Python爬行-亚马逊审查爬行与BeautifulSoup

mi7gmzs6  于 2023-03-04  发布在  Python
关注(0)|答案(3)|浏览(169)

我试着用Jupeter Notebook从亚马逊上爬取评论数据。
但是有来自服务器的响应503。
有人知道它出了什么问题吗?
这里是网址https://www.amazon.com/Apple-MWP22AM-A-AirPods-Pro/product-reviews/B07ZPC9QD4/ref=cm_cr_arp_d_paging_btm_next_2?ie=UTF8&reviewerType=all_reviews&pageNumber=
这是我的代码。

import re, requests, csv 
from bs4 import BeautifulSoup 
from time import sleep

def reviews_info(div): 
    review_text = div.find("div", "a-row a-spacing-small review-data").get_text() 
    review_author = div.find("span", "a-profile-name").get_text()
    review_stars = div.find("span", "a-icon-alt").get_text() 
    on_review_date = div.find('span', 'a-size-base a-color-secondary review-date').get_text() 
    review_date = [x.strip() for x in re.sub("on ", "", on_review_date).split(",")] 

    return { "review_text" : review_text, 
            "review_author" : review_author, 
            "review_stars" : review_stars, 
            "review_date": review_date }
base_url = 'https://www.amazon.com/Apple-MWP22AM-A-AirPods-Pro/product-reviews/B07ZPC9QD4/ref=cm_cr_arp_d_paging_btm_next_2?ie=UTF8&reviewerType=all_reviews&pageNumber='

reviews = [] 

NUM_PAGES = 8

for page_num in range(1, NUM_PAGES + 1): 
    print("souping page", page_num, ",", len(reviews), "data collected") 
    url = base_url + str(page_num) 
    soup = BeautifulSoup(requests.get(url).text, 'lxml') 
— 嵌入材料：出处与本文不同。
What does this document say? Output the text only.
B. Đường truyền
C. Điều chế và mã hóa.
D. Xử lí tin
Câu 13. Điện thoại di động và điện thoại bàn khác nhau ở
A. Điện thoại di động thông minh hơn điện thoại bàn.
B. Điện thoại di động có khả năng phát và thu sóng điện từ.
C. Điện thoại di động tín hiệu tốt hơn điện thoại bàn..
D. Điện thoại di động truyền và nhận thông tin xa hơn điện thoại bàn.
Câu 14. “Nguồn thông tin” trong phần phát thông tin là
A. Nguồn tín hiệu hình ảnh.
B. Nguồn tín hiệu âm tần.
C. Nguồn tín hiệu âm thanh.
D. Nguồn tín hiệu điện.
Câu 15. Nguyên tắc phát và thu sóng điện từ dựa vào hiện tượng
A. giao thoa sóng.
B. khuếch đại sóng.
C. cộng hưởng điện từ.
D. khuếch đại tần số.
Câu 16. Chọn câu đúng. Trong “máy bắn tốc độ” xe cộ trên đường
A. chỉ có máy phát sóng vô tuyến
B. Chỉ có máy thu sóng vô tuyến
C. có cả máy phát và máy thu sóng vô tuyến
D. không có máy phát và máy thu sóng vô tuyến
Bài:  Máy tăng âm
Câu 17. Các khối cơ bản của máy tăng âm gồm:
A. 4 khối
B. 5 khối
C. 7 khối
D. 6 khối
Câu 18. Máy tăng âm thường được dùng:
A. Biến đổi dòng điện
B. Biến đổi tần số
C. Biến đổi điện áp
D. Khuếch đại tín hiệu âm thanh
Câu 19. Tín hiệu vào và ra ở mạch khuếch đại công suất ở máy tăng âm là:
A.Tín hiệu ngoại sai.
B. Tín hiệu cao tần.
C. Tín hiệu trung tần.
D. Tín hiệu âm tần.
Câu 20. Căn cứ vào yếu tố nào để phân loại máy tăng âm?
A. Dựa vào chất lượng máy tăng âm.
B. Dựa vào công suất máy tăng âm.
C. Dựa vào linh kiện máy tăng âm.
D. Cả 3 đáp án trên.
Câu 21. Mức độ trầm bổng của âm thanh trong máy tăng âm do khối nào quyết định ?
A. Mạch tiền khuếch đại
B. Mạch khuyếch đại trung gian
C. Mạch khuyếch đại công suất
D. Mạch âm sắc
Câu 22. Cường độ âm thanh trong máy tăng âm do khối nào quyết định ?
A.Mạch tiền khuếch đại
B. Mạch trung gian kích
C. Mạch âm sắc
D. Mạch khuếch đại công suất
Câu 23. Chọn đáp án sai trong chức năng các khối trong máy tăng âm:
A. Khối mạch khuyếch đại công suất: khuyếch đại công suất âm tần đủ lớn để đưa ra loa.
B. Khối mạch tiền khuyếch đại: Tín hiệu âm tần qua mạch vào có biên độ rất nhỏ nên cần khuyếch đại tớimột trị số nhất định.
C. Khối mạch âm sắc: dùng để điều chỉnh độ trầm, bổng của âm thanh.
    for div in soup('div', 'a-section review'): 
        reviews.append(reviews_info(div)) 
    
    sleep(30)

最后我试了

requests.get(url)

输出为

<Response [503]>

我也试过

requests.get(url).text()

输出为

TypeError: 'str' object is not callable

Amazon是否阻止了爬网?
我很感激你的回答!

8oomwypt

8oomwypt1#

当你试图抓取请求时,Amazon会使用python request lib来阻止你对他们服务器的请求。你可以尝试使用Selenium和chromium浏览器来实现这个功能。这里是Python版本的Selenium:https://selenium-python.readthedocs.io/.

b91juud3

b91juud32#

我试过webdriver。
这是我的代码。

from selenium import webdriver
import re
import requests 
import csv 
from bs4 import BeautifulSoup 
from time import sleep

review_list = []
NUM_PAGE = 8

base_url = 'https://www.amazon.com/Apple-MWP22AM-A-AirPods-Pro/product-reviews/B07ZPC9QD4/ref=cm_cr_arp_d_paging_btm_next_2?ie=UTF8&reviewerType=all_reviews&pageNumber='

for num_page in range(1, NUM_PAGE + 1):
    chrome_driver = '/Users/chromedriver'
    driver = webdriver.Chrome(chrome_driver)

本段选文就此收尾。